La première mission du Suhai-1 sera d’aller vers les eaux froides de la mer Jaune, où la température se situe entre 10 et 18 degrés , un environnement idéal pour le saumon. Ce navire vise à maintenir les poissons dans leur cadre de vie optimal, depuis l’élevage jusqu’à leur maturité.
Une fois le saumon prêt, le navire est équipé de systèmes permettant de le transformer à bord : filetage, emballage et conservation, prêtes à être distribuer. Selon les opérateurs, le produit peut atteindre les marchés chinois en moins de 24 heures après la capture.
Une gestion automatisée pour une production optimale
Le Suhai-1 abrite des systèmes intelligents qui régulent cinq éléments clés : l’eau, l’oxygène, l’alimentation, l’éclairage et la gestion des déchets. Tout est surveillé en temps réel et coordonné depuis un centre de contrôle central à bord. Ce système garantit un environnement propice à l’élevage des poissons.
L’alimentation est gérée de manière automatisée, avec des algorithmes ajustant la quantité de nourriture selon le stade de croissance des poissons. De plus, le navire intègre des capteurs environnementaux et des systèmes de filtrage, ainsi qu’une usine de transformation industrielle capable d’opérer en mode réfrigération rapide ou congélation.
Dans des conditions optimales, le saumon peut rapidement être commercialisé après avoir été à bord du Suhai-1 . Ce projet répond à une demande croissante, car la Chine est devenue le marché de saumon à la croissance la plus rapide au monde, avec un consommation estimée à 1,76 milliard de dollars en 2024, représentant une augmentation de 21 % par rapport à l’année précédente.
Cependant, la production locale reste insuffisante pour satisfaire cette demande.
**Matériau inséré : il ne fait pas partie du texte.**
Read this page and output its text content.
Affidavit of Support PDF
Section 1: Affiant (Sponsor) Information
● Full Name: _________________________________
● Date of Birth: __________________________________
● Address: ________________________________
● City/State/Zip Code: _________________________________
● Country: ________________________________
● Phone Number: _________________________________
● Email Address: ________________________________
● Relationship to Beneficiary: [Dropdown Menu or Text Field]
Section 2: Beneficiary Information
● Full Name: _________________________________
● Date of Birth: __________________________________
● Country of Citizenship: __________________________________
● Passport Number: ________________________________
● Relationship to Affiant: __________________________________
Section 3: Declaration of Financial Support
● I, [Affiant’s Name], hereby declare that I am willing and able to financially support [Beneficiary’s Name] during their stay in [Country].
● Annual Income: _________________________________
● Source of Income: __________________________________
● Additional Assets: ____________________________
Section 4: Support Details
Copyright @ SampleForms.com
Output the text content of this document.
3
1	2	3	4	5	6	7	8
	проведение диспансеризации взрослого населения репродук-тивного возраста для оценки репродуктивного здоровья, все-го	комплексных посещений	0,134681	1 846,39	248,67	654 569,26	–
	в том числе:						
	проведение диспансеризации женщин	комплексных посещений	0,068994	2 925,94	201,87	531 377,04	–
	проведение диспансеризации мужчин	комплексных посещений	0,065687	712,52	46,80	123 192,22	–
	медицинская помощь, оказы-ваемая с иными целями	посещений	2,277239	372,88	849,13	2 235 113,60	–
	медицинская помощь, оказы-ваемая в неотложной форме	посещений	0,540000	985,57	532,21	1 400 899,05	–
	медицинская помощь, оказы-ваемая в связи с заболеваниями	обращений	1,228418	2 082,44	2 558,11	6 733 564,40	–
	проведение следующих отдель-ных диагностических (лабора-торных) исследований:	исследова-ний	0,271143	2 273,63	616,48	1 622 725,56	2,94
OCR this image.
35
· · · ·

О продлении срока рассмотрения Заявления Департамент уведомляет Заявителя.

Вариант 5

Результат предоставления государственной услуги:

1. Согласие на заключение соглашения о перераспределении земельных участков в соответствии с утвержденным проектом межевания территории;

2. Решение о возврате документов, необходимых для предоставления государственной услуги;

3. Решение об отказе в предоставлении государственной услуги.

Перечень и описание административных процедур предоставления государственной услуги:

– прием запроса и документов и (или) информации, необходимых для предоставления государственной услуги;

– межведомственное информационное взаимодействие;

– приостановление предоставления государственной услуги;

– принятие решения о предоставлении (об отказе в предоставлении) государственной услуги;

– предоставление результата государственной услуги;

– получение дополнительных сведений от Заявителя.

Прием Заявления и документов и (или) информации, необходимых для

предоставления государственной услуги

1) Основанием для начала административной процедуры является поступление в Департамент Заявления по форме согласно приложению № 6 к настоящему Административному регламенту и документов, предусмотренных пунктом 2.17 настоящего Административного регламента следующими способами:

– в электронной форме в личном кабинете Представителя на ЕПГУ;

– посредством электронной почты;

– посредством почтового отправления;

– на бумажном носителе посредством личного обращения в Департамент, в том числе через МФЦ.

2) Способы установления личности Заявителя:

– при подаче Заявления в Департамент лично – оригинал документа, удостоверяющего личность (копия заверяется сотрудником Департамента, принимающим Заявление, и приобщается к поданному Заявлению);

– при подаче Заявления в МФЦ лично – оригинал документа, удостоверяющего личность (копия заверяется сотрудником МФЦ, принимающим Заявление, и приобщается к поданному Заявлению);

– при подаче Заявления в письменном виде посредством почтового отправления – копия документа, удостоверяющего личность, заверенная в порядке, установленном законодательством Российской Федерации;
Les exploitations en terre ou en filets fixes produisent moins de 50 000 tonnes par an , tandis que les importations restent importantes. Le Suhai-1 vise à réduire cette dépendance avec des prévisions de libération des premiers alevins cet automne, espérant une récolte pour le Festival du Bateau-Dragon de l’année suivante.
Une vision d’avenir pour l’aquaculture
La Chine, à travers des projets comme le Suhai-1 , cherche à démontrer son expertise en matière d’ingénierie et de technologie. En Europe, l’aquaculture a une longue histoire, avec des pratiques remontant à l’Antiquité. L’Espagne, par exemple, a développé une culture aquicole riche, des bateaux galiciens pour les moules jusqu’aux étangs du sud pour le poisson.
En résumé, le Suhai-1 n’est pas qu’une prouesse technologique ; il répond à un besoin croissant en produits de la mer, illustrant comment l’ aquaculture peut jouer un rôle crucial pour l’avenir de notre alimentation. Ce navire symbolise une étape significative vers la modernisation et l’efficacité de la production aquacole à l’échelle mondiale.